Even the police chief of Fallujah, Colonel Feisal, the brother of Abu Marouf, cheerfully explained that until he was promoted to his present post in December 2006 he was "fighting the Americans". Abu Marouf is threatening to go back to war or let al-Qa'ida return unless his 13,000 men receive long-term jobs in the Iraqi security services. The Iraqi government has no intention of allowing this because to do so would be to allow the Sunni and partisans of Saddam Hussein's regime to once again hold real power in the state. (my emphasis)
And this is the war in which Maverick McCain wants the United States to stay for 10,000 years!

It's true, as advocates of withdrawal have consistently pointed out - though war fans accuse war opponents of never doing so - that there is a real possibility that the civil war will intensify if the Americans withdraw. The best chance to minimize that - and "best" has long since come to mean the least bad among bad alternatives - is to set a near (6-12 months) deadline for full withdrawal of US troops and mercenaries, and use the time to try to bring the warring parties together diplomatically. It's unlikely to work. But the McCain plan of endless war certainly won't. Cockburn reports:

All the Iraqi players are waiting to see at what rate the US will draw down its troop levels. The Mehdi Army is discussing ending its six-month ceasefire, but does not want to fight its Shia rivals if they are supported by American military power. Al-Qa'ida is wounded but by no means out of business. Four days after I had seen Abu Marouf, who was surrounded by bodyguards and maintains extreme secrecy about his movements, al-Qa'ida was able to detonate a bomb in a car close to his house and injure four of his guards.

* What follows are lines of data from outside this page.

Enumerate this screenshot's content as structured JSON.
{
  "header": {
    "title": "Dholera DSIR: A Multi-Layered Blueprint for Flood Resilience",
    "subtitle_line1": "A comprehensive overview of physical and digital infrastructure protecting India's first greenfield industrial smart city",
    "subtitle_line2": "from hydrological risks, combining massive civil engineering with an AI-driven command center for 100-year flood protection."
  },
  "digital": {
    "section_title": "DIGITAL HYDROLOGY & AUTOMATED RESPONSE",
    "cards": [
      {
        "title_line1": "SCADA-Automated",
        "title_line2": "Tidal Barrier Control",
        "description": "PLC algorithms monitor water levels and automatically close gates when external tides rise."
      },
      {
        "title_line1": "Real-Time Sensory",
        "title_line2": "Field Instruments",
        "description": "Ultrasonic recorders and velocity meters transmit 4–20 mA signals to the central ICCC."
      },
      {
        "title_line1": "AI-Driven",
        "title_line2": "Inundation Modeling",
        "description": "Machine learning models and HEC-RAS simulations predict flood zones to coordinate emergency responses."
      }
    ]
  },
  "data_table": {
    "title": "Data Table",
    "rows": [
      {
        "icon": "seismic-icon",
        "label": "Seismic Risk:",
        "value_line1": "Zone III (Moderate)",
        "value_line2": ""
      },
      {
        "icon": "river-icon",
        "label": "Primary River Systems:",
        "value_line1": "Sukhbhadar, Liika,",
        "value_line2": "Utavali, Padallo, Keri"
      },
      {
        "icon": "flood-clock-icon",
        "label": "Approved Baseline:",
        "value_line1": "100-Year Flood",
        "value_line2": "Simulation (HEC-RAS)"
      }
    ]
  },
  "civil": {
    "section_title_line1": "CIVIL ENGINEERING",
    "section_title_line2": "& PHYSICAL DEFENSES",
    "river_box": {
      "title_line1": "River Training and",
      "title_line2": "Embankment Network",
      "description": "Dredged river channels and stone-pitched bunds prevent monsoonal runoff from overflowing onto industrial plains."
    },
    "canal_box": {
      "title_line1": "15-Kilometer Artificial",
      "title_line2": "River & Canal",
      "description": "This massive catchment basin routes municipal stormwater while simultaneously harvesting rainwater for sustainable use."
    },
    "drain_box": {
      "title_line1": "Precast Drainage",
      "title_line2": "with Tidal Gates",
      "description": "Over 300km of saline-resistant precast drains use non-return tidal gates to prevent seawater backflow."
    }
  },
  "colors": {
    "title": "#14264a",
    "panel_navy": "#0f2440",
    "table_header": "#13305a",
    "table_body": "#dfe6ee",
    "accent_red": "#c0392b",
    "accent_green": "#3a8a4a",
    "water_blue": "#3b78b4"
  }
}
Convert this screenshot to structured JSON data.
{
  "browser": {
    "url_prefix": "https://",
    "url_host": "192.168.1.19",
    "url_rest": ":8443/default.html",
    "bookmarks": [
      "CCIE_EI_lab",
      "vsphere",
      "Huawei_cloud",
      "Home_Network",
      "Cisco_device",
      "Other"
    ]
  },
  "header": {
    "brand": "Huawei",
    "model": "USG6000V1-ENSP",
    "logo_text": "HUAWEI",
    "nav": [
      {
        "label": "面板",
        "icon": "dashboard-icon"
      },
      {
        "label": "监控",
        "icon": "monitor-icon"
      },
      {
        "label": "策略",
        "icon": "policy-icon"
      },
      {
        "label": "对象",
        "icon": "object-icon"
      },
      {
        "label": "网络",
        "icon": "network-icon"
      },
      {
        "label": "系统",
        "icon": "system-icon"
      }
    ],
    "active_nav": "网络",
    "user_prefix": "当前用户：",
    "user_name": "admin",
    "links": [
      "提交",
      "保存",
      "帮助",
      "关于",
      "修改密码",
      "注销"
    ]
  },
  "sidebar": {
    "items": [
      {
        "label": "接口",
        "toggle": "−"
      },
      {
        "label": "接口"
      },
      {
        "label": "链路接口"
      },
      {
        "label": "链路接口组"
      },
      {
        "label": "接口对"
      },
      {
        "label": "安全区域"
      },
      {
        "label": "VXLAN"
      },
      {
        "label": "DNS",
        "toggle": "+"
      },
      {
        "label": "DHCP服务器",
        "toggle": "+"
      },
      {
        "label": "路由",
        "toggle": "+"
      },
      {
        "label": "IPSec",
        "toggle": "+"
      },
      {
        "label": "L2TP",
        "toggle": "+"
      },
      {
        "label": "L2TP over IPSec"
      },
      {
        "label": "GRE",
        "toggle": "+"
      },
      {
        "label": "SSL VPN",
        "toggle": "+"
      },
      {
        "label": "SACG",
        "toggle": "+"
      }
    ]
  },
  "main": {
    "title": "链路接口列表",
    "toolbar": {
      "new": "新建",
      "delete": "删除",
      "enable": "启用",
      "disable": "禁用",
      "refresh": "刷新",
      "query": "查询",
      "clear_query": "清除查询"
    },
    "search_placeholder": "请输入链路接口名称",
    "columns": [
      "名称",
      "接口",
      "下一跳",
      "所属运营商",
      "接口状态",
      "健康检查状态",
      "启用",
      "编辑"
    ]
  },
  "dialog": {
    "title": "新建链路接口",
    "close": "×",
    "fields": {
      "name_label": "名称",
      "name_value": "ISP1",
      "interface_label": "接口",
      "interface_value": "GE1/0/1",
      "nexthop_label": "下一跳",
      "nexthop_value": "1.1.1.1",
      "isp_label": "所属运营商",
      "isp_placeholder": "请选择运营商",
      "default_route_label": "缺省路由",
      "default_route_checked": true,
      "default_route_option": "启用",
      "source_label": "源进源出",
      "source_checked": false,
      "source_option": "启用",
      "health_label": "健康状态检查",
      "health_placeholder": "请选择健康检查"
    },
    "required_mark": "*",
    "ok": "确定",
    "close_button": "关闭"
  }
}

Protestations of amity between Shia security men and Awakening members should be treated with scepticism. My friend, the intrepid French television reporter Lucas Menget, filmed a Shia policeman showering praise on the Awakening movement. He introduced two of its members, declaring enthusiastically to the camera: "You see, together we will defeat al-Qa'ida." Back in his police car, the policeman, lighting up a Davidoff cigarette and shaking his head wearily, explained: "I don't have a choice. I was asked to work with these killers."

Iraq remains a great sump of human degradation and poverty, unaffected by the "surge". It was not a government critic but the civilian spokesman for the Baghdad security plan, Tahseen Sheikhly, who pointed out this week that the city is drowning in sewage because of blocked and broken pipes and drains. In one part of the city, the sewage has formed a lake so large that it can be seen "as a big black spot on Google Earth". (my emphasis)
Cockburn's final verdict on McCain's War: "It has destroyed Iraq."